Updated

Two powerful health trade groups will begin airing dueling ads this week in their fight over Medicare, hoping to influence Congress as lawmakers face pressure to reverse scheduled cuts in doctor fees.

America's Health Insurance Plans, a trade group of private insurers, is siding with Senate Republicans and the White House in their standoff with Democrats over a measure that would halt the cuts by trimming payments to private insurers. The ads, which will run on national cable television through the weekend, say reducing payments to UnitedHealth Group Inc. and other private insurers through a program called Medicare Advantage could push millions of seniors out of their current coverage.

"Millions more will have to pay higher out-of-pocket costs for health care and lose important benefits they depend on," the ads say.

On the other side, the American Medical Association said Tuesday it was airing new television and radio ads in six states through the week that targets a group of senators who blocked action on the proposed legislation. The bill passed the House but stalled in the Senate last week amid a veto threat by President Bush.

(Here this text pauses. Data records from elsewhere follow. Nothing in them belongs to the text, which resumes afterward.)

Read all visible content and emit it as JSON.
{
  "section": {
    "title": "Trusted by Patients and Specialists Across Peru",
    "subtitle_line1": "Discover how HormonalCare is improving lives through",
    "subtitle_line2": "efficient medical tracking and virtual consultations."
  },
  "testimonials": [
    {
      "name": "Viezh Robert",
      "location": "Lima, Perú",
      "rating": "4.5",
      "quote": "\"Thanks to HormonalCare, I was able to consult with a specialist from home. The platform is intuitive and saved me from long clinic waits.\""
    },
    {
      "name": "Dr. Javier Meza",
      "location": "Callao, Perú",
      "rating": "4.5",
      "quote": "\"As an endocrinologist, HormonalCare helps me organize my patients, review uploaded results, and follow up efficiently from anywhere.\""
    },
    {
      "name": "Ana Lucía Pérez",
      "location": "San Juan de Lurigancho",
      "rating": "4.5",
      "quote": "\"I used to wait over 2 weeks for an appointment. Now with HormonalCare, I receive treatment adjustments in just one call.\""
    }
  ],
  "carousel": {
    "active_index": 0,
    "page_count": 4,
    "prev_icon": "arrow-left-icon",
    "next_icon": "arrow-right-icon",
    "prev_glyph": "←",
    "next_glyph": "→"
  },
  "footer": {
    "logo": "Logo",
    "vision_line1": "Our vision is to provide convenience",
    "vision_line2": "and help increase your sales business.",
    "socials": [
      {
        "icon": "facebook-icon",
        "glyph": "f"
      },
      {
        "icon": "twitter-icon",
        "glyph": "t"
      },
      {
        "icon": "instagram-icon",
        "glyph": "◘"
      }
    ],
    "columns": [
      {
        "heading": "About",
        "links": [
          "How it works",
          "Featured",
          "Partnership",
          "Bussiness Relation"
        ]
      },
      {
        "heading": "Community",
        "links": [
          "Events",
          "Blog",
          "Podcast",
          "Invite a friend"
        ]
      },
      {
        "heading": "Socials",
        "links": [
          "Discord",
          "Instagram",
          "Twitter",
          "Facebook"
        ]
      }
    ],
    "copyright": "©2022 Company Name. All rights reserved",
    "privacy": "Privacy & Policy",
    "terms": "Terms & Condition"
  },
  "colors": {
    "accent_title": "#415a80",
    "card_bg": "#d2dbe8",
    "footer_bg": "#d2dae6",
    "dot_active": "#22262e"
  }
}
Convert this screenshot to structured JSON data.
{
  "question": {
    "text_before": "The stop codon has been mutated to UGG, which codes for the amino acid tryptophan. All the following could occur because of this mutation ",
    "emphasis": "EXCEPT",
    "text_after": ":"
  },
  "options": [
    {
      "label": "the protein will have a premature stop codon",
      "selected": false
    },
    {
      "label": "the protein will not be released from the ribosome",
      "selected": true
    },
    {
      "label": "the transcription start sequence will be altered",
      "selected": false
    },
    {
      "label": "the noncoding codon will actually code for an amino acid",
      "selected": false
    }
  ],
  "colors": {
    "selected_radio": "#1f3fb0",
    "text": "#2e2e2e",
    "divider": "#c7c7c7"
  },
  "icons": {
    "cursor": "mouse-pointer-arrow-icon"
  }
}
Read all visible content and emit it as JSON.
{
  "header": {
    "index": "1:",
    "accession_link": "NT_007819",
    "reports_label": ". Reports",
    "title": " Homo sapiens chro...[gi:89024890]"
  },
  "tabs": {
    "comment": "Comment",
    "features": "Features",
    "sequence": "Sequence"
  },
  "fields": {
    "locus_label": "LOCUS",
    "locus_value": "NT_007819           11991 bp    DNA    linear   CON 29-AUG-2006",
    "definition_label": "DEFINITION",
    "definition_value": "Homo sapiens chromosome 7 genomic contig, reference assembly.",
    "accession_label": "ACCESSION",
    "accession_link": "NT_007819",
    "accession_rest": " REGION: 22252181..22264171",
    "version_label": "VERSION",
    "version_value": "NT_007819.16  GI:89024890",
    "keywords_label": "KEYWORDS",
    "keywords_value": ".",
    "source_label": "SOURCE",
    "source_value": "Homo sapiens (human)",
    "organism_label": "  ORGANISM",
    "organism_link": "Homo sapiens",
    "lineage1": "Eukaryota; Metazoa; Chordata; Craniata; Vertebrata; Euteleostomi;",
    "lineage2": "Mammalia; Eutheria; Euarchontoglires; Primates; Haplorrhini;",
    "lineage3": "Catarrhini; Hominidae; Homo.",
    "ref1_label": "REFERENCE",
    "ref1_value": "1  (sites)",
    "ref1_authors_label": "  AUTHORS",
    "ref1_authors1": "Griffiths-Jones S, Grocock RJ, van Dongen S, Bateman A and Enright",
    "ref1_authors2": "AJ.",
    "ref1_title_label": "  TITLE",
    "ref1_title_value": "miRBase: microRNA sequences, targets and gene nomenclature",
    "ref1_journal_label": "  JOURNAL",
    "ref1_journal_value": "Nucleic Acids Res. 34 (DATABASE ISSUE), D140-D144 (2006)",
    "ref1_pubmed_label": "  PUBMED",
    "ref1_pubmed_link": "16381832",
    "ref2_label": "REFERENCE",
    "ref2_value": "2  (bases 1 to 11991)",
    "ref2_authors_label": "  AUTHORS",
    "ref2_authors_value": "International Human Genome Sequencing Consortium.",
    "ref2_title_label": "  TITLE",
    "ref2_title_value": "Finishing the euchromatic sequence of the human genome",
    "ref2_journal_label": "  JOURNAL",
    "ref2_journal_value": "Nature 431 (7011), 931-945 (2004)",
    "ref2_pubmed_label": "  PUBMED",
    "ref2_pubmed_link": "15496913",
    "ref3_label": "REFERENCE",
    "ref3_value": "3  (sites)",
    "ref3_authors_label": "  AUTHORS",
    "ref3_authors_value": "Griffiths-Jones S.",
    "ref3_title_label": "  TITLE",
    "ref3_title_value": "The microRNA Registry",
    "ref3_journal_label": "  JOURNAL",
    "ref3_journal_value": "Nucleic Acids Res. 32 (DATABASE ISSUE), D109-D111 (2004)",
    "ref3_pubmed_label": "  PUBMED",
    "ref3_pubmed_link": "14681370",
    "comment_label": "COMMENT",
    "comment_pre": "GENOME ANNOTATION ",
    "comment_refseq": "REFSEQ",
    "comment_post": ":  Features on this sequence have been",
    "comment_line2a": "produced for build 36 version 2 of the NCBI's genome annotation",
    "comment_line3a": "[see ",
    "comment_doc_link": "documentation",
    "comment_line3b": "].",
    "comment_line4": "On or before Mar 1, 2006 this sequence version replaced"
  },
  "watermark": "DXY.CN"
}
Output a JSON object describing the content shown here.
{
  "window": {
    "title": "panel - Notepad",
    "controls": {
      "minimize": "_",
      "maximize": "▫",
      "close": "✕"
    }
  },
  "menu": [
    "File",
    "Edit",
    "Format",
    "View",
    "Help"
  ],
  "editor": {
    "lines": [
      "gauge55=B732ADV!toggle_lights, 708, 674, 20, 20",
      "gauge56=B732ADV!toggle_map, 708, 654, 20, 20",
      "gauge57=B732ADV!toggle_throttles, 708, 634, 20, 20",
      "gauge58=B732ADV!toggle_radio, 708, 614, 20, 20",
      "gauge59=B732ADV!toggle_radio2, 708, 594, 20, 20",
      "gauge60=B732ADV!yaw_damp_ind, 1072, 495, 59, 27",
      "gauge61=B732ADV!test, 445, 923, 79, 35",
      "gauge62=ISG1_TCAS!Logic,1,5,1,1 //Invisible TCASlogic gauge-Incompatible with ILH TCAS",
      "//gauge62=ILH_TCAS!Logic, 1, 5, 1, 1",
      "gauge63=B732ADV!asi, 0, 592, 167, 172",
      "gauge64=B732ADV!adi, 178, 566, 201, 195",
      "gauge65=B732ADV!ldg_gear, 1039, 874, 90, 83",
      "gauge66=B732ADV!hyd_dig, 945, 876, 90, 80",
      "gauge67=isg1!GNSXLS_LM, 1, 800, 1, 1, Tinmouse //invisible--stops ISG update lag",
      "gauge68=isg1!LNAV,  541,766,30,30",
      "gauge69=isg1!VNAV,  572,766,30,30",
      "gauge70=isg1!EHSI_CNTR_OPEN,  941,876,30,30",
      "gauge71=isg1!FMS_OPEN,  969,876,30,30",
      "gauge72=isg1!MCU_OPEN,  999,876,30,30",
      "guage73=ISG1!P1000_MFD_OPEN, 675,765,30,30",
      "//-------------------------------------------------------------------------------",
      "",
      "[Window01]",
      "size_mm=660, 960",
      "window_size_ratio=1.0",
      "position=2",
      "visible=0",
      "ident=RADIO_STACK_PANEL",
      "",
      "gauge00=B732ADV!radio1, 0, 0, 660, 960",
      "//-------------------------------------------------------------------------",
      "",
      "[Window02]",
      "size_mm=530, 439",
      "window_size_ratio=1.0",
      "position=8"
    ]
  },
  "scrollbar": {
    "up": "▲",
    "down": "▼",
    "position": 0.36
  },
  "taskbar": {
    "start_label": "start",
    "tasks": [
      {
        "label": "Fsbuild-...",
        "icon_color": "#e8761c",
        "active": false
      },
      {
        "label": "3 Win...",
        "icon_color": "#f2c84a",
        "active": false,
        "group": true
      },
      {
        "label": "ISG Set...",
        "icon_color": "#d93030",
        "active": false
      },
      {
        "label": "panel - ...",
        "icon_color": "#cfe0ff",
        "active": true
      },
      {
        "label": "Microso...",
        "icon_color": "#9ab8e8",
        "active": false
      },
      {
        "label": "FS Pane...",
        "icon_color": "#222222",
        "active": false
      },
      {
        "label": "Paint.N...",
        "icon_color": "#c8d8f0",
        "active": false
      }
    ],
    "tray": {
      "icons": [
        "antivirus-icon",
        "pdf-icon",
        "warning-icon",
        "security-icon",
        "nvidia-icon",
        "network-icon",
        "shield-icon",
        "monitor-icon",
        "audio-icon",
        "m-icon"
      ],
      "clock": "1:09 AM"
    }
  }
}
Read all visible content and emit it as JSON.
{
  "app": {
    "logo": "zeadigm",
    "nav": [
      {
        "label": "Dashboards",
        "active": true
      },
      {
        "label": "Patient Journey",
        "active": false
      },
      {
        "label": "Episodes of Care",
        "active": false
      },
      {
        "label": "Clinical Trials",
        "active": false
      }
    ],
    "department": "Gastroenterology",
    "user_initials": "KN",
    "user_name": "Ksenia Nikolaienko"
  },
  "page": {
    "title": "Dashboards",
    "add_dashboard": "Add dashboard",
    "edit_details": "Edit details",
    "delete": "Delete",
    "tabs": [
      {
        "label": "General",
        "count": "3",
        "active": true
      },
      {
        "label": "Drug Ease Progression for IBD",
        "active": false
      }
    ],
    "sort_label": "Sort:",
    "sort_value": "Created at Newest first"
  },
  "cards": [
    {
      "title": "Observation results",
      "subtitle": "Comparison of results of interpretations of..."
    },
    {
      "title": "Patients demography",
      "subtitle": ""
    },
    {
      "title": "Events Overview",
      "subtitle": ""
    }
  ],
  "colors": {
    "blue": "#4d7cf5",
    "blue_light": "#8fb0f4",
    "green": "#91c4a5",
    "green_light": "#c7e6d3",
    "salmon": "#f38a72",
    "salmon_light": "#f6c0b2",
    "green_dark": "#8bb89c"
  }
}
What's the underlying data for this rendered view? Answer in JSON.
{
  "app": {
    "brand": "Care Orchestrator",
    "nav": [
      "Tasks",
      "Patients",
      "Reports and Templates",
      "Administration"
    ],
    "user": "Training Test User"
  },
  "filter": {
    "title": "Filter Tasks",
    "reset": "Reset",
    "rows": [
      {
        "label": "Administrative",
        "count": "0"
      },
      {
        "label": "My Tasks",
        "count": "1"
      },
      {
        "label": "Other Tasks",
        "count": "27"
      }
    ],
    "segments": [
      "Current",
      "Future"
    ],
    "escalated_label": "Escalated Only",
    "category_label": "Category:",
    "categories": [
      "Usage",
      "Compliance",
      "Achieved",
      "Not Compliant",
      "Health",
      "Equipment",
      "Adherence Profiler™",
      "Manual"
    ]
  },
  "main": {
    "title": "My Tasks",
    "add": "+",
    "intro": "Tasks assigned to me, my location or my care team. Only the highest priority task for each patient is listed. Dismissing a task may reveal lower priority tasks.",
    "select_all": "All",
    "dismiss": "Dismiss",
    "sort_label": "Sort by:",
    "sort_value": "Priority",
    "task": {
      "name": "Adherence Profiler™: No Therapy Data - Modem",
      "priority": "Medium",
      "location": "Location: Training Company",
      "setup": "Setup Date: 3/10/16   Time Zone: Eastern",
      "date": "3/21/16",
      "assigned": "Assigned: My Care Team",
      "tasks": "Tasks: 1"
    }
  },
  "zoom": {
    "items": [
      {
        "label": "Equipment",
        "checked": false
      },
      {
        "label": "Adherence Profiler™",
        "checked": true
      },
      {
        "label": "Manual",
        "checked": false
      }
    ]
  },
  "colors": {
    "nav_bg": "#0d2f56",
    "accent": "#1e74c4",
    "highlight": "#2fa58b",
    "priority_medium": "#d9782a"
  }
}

The ads, which will initially run in Mississippi, New Hampshire, Pennsylvania, Tennessee, Texas and Wyoming, open with a reference to Independence Day. They then say: "There's no celebrating for the millions of seniors, the disabled and military families who will lose their access to health care. A group of U.S. senators voted to protect the powerful insurance companies at the expense of Medicare patients' access to doctors."

Some 600,000 doctors who care for Medicare patients face a 10.6 percent fee cut. The reduction was scheduled to take effect Tuesday.

On Monday, the Bush administration said it would delay processing Medicare payments to doctors until at least July 15 to give Congress more time to find a solution, putting pressure on lawmakers to quickly find a compromise when they return to work the week of July 7.

Only Congress can block the cut to doctors' payments. The proposed legislation, which passed the House 355-59 and fell one vote short in the Senate, has broad support from doctors, hospitals and pharmacists but is strongly opposed by the insurance industry.

About 80 percent of the some 44 million elderly and disabled people on Medicare have their health bills paid by the traditional fee-for-service program; about 20 percent, or 8.7 million, get their benefits through private health plans that receive payments under the Medicare Advantage program, according to a 2007 fact sheet by the Kaiser Family Foundation.

Democrats this year have focused on taking the money from the Medicare Advantage program, which lets the elderly and disabled get their health benefits through a private insurer rather than through traditional Medicare.

Democratic lawmakers say the government's payments to the insurers are overly generous, but the administration and supporters in Congress say the payments translate into lower monthly premiums for Medicare Advantage participants or extra services such as vision and dental care. Under the bill passed by the House, insurers would lose nearly $14 billion over five years.